Édition nouvelle, publiée à Bruxelles en 1743 chez la veuve de François Foppens, divisée en quatre volumes et illustrée, dans cet exemplaire, de 144 figures dont 4 frontispices, la plupart sur planches dépliantes, gravées notamment par Jacques Harrewijn. Pages de titre imprimées en rouge et noir.
Reliure en plein veau blond moucheté et glacé de l’époque. Dos à nerfs ornés de fers d’hermine répétés, pièce de titre en maroquin rouge, pièce de tomaison en maroquin havane. Restaurations aux coiffes et mors des tomes I et II ; coiffe de tête du tome IV élimée ; coins émoussés et quelques traces de frottement. Ensemble néanmoins frais.
Une annotation manuscrite ancienne portée sur la page de titre du tome I attribue l’ouvrage « au chancelier J.-B. Chrystin ». Une autre singularité de l’exemplaire réside dans le décor héraldique des dos : les mouchetures d’hermine appartiennent au vocabulaire armorial employé par plusieurs membres de la maison de Rohan et invitent à rapprocher cette reliure de leurs bibliothèques.
Sous son titre remanié, cette Histoire générale des Pais-Bas poursuit l’entreprise des Délices des Pays-Bas, parues pour la première fois en 1697. L’attribution du texte demeure discutée : traditionnellement donné à Jean-Baptiste Christyn (1630-1690), baron de Meerbeek et chancelier de Brabant, l’ouvrage a également été attribué par certains bibliographes à son neveu et homonyme, lui aussi juriste au Conseil de Brabant. L’annotation portée sur cet exemplaire montre en tout cas que l’attribution au chancelier circulait anciennement.

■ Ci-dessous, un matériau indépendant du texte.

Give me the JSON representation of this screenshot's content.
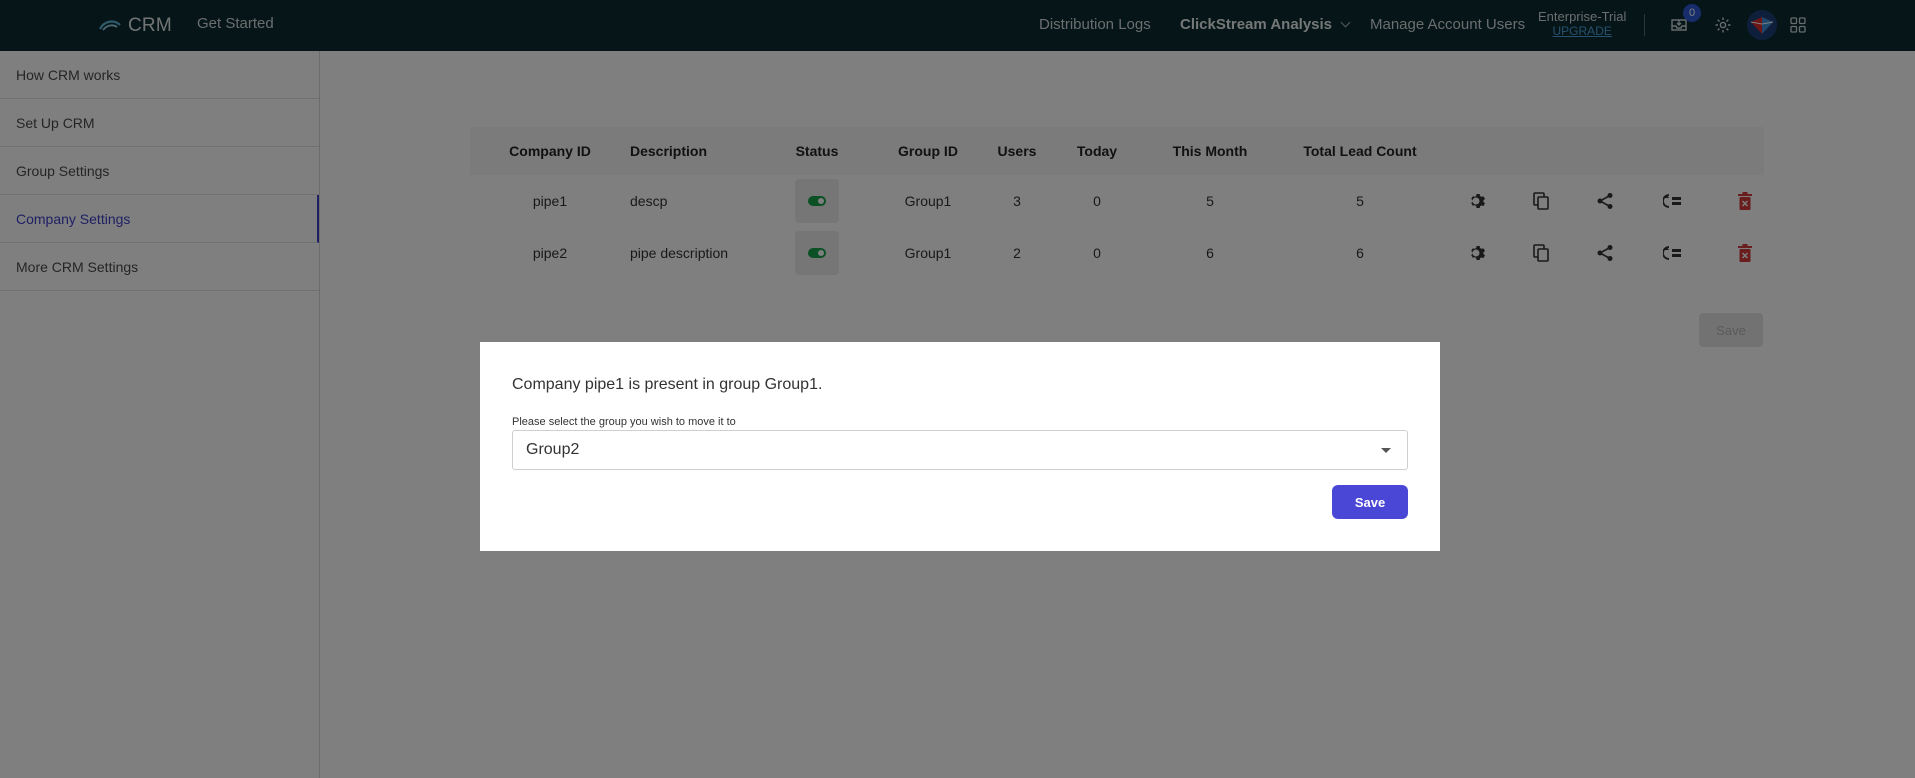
{
  "topbar": {
    "brand": "CRM",
    "get_started": "Get Started",
    "nav": {
      "distribution_logs": "Distribution Logs",
      "clickstream_analysis": "ClickStream Analysis",
      "manage_account_users": "Manage Account Users"
    },
    "plan": {
      "name": "Enterprise-Trial",
      "upgrade": "UPGRADE"
    },
    "notification_count": "0",
    "icons": [
      "inbox-icon",
      "settings-icon",
      "avatar",
      "apps-grid-icon"
    ]
  },
  "sidebar": {
    "items": [
      {
        "label": "How CRM works"
      },
      {
        "label": "Set Up CRM"
      },
      {
        "label": "Group Settings"
      },
      {
        "label": "Company Settings",
        "active": true
      },
      {
        "label": "More CRM Settings"
      }
    ]
  },
  "table": {
    "headers": [
      "Company ID",
      "Description",
      "Status",
      "Group ID",
      "Users",
      "Today",
      "This Month",
      "Total Lead Count"
    ],
    "rows": [
      {
        "company_id": "pipe1",
        "description": "descp",
        "status": "on",
        "group_id": "Group1",
        "users": "3",
        "today": "0",
        "this_month": "5",
        "total_lead_count": "5"
      },
      {
        "company_id": "pipe2",
        "description": "pipe description",
        "status": "on",
        "group_id": "Group1",
        "users": "2",
        "today": "0",
        "this_month": "6",
        "total_lead_count": "6"
      }
    ],
    "row_actions": [
      "settings-icon",
      "copy-icon",
      "share-icon",
      "move-group-icon",
      "delete-icon"
    ],
    "save_label": "Save"
  },
  "modal": {
    "message": "Company pipe1 is present in group Group1.",
    "select_label": "Please select the group you wish to move it to",
    "selected_group": "Group2",
    "save_label": "Save"
  },
  "colors": {
    "topbar": "#0c2a2e",
    "accent": "#4b47d6",
    "active_sidebar": "#3f3fc8",
    "status_on": "#17a34a",
    "delete": "#d33a3a"
  }
}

L’édition de 1743 conserve l’ancienne géographie des XVII Provinces dans toute son ampleur, alors même que leur unité politique avait depuis longtemps disparu. Brabant, Flandre, Hainaut, Artois, Luxembourg, Hollande, Zélande, Utrecht, Frise ou encore Groningue y sont décrits comme les parties d’un même ensemble historique. Le livre déborde ainsi les frontières politiques de son temps pour restituer une carte mentale et territoriale héritée des anciens Pays-Bas.
L’illustration donne à cette ambition géographique une forme particulièrement spectaculaire. Vues de villes, plans fortifiés, abbayes, églises, châteaux et édifices civils composent un véritable répertoire topographique des régions décrites. Plusieurs planches portent la signature de Jacques Harrewijn (1660-1727), élève de Romeyn de Hooghe et l’un des graveurs les plus actifs dans la représentation des villes et monuments des Pays-Bas méridionaux.
Le caractère cumulatif de l’ouvrage lui confère en outre une véritable valeur rétrospective. Certaines descriptions conservent la mémoire de sites ou d’édifices disparus depuis longtemps au moment de l’édition ; ainsi Thérouanne, entièrement détruite sur ordre de Charles Quint en 1553, continue d’y apparaître à travers une tradition textuelle héritée des états antérieurs de l’ouvrage.
De Bruxelles aux provinces septentrionales, cette édition ne se contente donc pas de décrire les Pays-Bas du XVIIIe siècle ; elle rassemble, dans une même construction de texte et d’images, la mémoire d’un espace anciennement uni puis morcelé par l’histoire. Ses 144 figures donnent ainsi une forme visuelle particulièrement dense à la survivance éditoriale des XVII Provinces.